In Winterthur sollen diverse Tiefgaragen möglicherweise einsturzgefährdet sein. Ob effektiv Gefahr besteht, müssen die Eigentümer abklären, findet die Stadt. Sie vertraut darauf, dass diese ihre Verantwortung wahrnehmen.

Die gefährdeten Bauten seien in den Jahren 1980 bis 2000 erstellt worden. Verwendet wurde eine günstige, aber anspruchsvolle Technik. Dabei sei es möglicherweise zu Baufehlern gekommen, warnt ein Ingenieur im Winterthurer «Landboten». Auch hätten sich seither die Normen geändert.

Zu viel Erde auf dem Deckel?

Eine andere mögliche Gefahr könne sein, dass auf den Garagen zu viel Gewicht laste, beispielsweise durch zu grosse Aufschüttungen, erklärt Christoph Nay vom Ingenieurbüro Deuring + Oehninger AG gegenüber dem «Regionaljournal». Es drohe die Gefahr, dass die Decke einstürze. In Winterthur seien rund 25 Tiefgaragen potentiell betroffen. Die Garage einer Wohnüberbauung in Winterthur Sennhof sei bereits saniert worden.
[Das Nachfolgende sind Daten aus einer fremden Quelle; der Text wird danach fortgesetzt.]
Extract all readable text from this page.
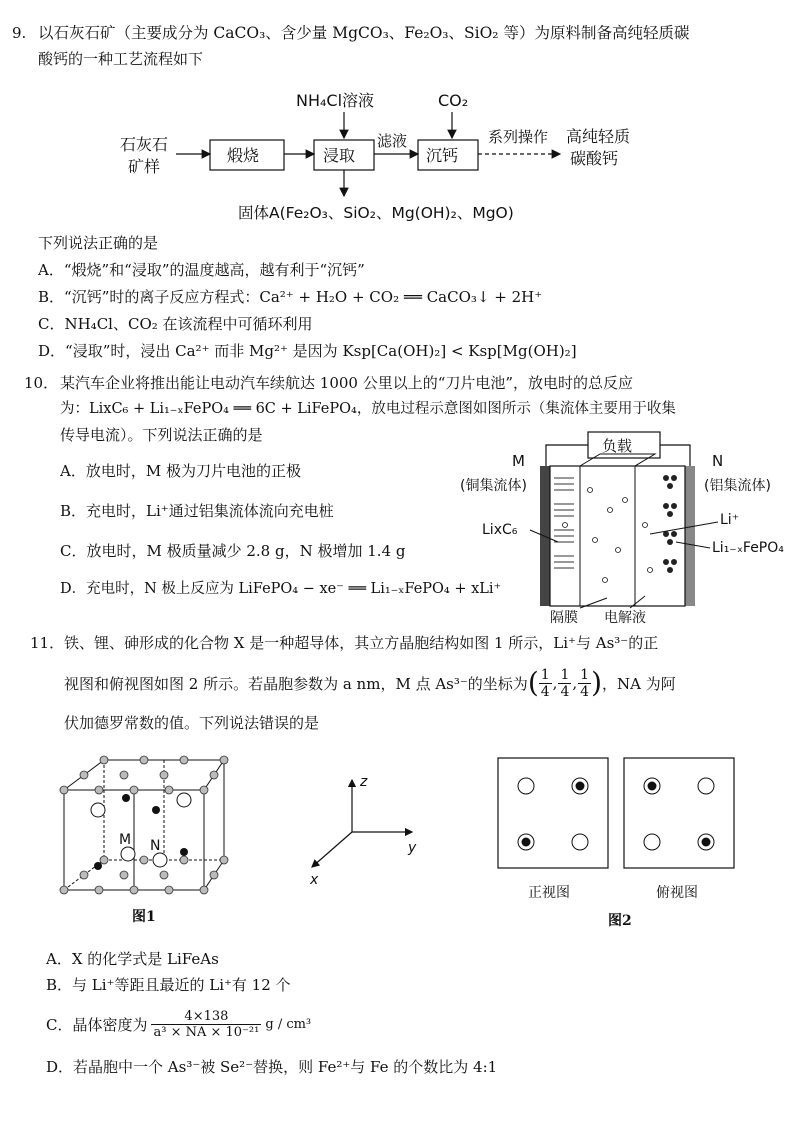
9. 以石灰石矿（主要成分为 CaCO₃、含少量 MgCO₃、Fe₂O₃、SiO₂ 等）为原料制备高纯轻质碳
酸钙的一种工艺流程如下
石灰石
矿样
煅烧	浸取
NH₄Cl溶液
滤液
沉钙
CO₂
系列操作 高纯轻质
碳酸钙
固体A(Fe₂O₃、SiO₂、Mg(OH)₂、MgO)
下列说法正确的是
A．“煅烧”和“浸取”的温度越高，越有利于“沉钙”
B．“沉钙”时的离子反应方程式：Ca²⁺ + H₂O + CO₂ ══ CaCO₃↓ + 2H⁺
C．NH₄Cl、CO₂ 在该流程中可循环利用
D．“浸取”时，浸出 Ca²⁺ 而非 Mg²⁺ 是因为 Ksp[Ca(OH)₂] < Ksp[Mg(OH)₂]
10． 某汽车企业将推出能让电动汽车续航达 1000 公里以上的“刀片电池”，放电时的总反应
为：LixC₆ + Li₁₋ₓFePO₄ ══ 6C + LiFePO₄，放电过程示意图如图所示（集流体主要用于收集
传导电流）。下列说法正确的是
A．放电时，M 极为刀片电池的正极
B．充电时，Li⁺通过铝集流体流向充电桩
C．放电时，M 极质量减少 2.8 g，N 极增加 1.4 g
D．充电时，N 极上反应为 LiFePO₄ − xe⁻ ══ Li₁₋ₓFePO₄ + xLi⁺
负载
M
(铜集流体)
N
(铝集流体)
LixC₆
Li⁺
Li₁₋ₓFePO₄
隔膜 电解液
11． 铁、锂、砷形成的化合物 X 是一种超导体，其立方晶胞结构如图 1 所示，Li⁺与 As³⁻的正
视图和俯视图如图 2 所示。若晶胞参数为 a nm，M 点 As³⁻的坐标为 ( $\frac{1}{4}$ , $\frac{1}{4}$ , $\frac{1}{4}$ ) ，NA 为阿
伏加德罗常数的值。下列说法错误的是
M N
图1
z
y
x
正视图	俯视图
图2
A．X 的化学式是 LiFeAs
B．与 Li⁺等距且最近的 Li⁺有 12 个
C．晶体密度为 $\frac{4\times 138}{\text{a³ × NA × 10⁻²¹}}$ g / cm³
D．若晶胞中一个 As³⁻被 Se²⁻替换，则 Fe²⁺与 Fe 的个数比为 4:1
Gelassenheit im Baudepartement

Bei der Stadt ist man durch die Meldung nicht beunruhigt. Bei den Garagen liege die Verantwortung für die Sicherheit bei den Eigentümern. «Es ist sicher gut, wenn Eigentümer von Garagen aus diesem Zeitraum dem Problem nachgehen», sagt Lukas Mischler, Sekretär des Baudepartements von Winterthur im «Regionaljournal». Er geht davon aus, dass den Eigentümern das Problem bewusst ist und sie entsprechende Massnahmen einleiten. Deshalb bestehe von Seiten der Stadt kein Handlungsbedarf.